Der TSV Frick Volleyball organisiert mit dem «Grossen Preis vom Fricktal – Osterlauf» in Eiken einen grossen Familienevent. Mehr als 1300 Läufer traten wieder in den verschiedenen Altersklassen und Disziplinen an.

Über Start und Zieleinlauf beim diesjährigen 53. Osterlauf hatten Niklas Stäuble und Celine Hüsser aus dem Kommandowagen bei der Sporthalle Lindenboden den besten Überblick. Stäuble moderierte die Läufe und hielt die Zuschauer über Lautsprecher auf dem Laufenden. Hüsser trug ihm die Informationen mit dem Laptop und den Meldungen von der Strecke zusammen. Daneben machten sich Sportler für den nächsten Lauf warm, da die Starts der verschiedenen Altersklassen und Disziplinen teilweise im Viertelstundentakt erfolgten. «Zum Laufen ist es gut. Ein paar Grad wärmer wären angenehm, aber es ist nicht zu kalt für die Läufer», kommentierte OK-Präsident Ivo Müller den wolkenverhangenen Himmel und die gelegentlichen Regentropfen.

120 Helfer stehen im Einsatz

Der «Grosse Preis vom Fricktal – Osterlauf» wird von der Volleyball-Abteilung des Turn- und Sportvereins Frick organisiert, der auch Müller angehört. «Es ist ungewöhnlich, dass ein Volleyballverein einen Lauftag durchführt», sagte Müller. Der TSV Frick Volleyball hatte die Organisation des Events 2012 von der Mehrkampfsportgruppe Frick übernommen, die 46 Jahre lang den Osterlauf veranstaltet hatte. Neben der finanziellen Einnahme stärkt die Veranstaltung auch den Zusammenhalt im Verein, meinte Müller. «Es ist wichtig, dass die Mitglieder etwas gemeinsam machen, dass alle im Gesamtverein zusammen wirken.» 120 Helfer vom Verein und Freiwillige waren bei der Veranstaltung als Streckenposten, bei der Bewirtung oder der Startnummernausgabe im Einsatz.

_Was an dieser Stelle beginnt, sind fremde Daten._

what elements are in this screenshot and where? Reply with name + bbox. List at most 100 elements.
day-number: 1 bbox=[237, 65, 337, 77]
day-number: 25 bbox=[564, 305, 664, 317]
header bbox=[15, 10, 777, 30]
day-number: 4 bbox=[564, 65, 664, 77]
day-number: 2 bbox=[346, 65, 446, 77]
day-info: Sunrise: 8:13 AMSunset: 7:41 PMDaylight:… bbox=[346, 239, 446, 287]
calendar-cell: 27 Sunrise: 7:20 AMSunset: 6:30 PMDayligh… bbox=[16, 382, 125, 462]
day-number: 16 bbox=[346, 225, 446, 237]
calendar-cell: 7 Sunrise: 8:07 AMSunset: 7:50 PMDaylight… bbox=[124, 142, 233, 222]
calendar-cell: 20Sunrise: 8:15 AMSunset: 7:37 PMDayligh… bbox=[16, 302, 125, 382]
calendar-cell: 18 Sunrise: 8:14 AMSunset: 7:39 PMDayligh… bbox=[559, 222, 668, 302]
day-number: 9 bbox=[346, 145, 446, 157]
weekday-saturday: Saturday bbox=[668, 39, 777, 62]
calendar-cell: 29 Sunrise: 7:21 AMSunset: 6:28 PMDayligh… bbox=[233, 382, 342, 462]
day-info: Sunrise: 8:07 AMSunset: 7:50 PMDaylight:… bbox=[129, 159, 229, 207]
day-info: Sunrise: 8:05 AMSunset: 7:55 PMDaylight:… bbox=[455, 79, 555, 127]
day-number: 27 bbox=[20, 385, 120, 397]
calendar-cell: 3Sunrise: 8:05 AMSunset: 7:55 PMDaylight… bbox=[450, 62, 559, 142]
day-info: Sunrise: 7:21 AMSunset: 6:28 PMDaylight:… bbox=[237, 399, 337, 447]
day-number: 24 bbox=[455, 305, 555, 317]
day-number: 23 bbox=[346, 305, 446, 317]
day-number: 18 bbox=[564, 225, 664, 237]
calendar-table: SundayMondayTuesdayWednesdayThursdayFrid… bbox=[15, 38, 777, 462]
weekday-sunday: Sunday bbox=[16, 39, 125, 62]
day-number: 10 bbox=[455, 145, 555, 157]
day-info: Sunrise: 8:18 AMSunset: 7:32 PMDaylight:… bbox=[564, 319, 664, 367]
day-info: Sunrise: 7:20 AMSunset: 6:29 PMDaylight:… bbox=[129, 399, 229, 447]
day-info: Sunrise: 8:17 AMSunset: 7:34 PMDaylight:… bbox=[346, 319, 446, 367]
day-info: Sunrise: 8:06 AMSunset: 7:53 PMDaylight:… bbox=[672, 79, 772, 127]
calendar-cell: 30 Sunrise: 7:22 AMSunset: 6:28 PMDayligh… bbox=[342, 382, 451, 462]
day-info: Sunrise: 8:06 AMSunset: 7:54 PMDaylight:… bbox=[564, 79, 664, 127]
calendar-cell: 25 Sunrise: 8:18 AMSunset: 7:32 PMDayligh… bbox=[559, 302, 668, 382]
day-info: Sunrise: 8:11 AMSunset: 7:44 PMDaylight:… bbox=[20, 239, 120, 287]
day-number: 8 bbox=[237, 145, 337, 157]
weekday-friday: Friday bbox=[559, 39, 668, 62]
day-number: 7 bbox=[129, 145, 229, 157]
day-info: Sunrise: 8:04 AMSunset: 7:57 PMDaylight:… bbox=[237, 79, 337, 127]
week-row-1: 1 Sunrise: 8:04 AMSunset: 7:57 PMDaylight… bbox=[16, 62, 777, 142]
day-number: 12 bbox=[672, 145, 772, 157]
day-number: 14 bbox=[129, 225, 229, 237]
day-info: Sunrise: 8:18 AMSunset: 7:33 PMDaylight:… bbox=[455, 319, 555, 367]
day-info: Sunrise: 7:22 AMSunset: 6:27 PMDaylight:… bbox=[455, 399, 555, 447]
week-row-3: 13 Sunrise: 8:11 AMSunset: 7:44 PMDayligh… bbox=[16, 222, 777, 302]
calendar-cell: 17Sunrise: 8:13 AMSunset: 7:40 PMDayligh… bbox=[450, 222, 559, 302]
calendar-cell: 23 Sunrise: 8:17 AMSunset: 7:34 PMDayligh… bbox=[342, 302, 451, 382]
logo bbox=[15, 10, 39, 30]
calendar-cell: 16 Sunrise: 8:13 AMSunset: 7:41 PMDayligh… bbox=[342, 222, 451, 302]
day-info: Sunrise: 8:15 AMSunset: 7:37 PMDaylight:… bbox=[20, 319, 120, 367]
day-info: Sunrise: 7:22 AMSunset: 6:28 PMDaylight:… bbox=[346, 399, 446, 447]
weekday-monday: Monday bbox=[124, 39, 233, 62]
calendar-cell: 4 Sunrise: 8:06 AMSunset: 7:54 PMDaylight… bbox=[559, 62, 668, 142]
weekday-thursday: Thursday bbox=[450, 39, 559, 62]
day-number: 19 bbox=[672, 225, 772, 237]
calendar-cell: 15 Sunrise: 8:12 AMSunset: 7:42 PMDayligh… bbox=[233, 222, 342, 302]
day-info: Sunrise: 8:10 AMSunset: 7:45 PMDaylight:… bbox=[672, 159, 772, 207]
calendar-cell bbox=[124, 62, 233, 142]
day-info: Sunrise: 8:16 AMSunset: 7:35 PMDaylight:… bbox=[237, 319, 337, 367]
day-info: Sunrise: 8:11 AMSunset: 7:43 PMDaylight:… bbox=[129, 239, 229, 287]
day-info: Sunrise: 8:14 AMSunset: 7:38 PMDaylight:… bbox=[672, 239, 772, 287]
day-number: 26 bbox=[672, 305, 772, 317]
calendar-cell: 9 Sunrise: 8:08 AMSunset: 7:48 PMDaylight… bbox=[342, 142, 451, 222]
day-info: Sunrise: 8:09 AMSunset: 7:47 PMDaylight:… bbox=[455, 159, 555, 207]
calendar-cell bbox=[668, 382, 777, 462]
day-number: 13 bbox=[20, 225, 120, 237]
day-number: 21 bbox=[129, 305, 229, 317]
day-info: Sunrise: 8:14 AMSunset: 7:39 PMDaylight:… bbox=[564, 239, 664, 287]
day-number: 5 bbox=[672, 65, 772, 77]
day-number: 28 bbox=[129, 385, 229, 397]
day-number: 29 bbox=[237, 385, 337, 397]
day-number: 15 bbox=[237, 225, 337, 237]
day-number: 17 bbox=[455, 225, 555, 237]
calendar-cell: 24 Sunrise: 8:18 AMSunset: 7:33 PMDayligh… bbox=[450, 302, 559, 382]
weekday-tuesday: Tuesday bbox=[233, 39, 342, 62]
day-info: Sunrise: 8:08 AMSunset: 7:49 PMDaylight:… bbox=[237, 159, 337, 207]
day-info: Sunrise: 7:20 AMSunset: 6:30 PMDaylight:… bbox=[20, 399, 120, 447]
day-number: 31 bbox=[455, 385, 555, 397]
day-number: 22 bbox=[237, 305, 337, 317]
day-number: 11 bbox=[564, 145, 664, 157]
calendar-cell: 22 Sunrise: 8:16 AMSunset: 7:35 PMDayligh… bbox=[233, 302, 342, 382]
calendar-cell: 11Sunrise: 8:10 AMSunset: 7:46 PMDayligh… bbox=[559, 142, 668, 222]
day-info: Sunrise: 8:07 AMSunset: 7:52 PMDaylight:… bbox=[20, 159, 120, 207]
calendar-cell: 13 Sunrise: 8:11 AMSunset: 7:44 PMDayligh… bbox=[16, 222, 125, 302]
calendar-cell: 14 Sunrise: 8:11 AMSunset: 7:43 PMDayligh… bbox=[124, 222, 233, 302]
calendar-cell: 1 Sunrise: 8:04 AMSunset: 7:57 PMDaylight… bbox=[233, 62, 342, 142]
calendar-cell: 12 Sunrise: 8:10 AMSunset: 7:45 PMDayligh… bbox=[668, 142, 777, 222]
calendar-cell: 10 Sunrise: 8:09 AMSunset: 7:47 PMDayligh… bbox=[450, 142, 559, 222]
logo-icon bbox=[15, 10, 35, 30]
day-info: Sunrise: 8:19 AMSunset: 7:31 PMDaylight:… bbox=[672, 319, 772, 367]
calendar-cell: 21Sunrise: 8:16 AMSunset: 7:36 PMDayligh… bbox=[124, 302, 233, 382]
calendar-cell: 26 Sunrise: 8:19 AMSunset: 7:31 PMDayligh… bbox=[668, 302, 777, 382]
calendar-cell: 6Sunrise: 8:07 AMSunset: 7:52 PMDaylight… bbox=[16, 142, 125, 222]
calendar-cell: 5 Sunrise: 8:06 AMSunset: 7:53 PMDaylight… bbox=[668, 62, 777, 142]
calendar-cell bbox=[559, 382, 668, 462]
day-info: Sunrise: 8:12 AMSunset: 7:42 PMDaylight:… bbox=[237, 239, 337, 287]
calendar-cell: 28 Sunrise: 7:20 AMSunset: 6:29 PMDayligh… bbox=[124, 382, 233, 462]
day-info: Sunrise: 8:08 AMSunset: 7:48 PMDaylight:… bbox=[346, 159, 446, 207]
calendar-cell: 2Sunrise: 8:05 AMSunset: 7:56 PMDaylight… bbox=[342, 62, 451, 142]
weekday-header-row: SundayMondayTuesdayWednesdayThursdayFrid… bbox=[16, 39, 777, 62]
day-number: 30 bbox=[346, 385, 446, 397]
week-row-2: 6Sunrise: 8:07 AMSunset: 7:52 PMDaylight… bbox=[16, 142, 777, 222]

Wie in den vergangenen Jahren kamen rund 1300 Läufer nach Eiken. Die meisten Läufer starteten bei den Jugendläufen. Mit etwa 500 Anmeldungen machten die Jugendlichen mehr als ein Drittel der Sportler beim Osterlauf aus. Jonathan Ruchti kam als Fünfter von 15 Startern beim Lauf der männlichen Jugend B über 1650 Meter ins Ziel. «Heute ist es mir nicht so gut ergangen. Ich war einfach nicht fit», meinte der 13-jährige Zürcher, der mit seiner Familie angereist war. «Beim nächsten Mal wird es besser.» Etwa 43 Sekunden lag er hinter dem Erstplatzierten Mickael Marti.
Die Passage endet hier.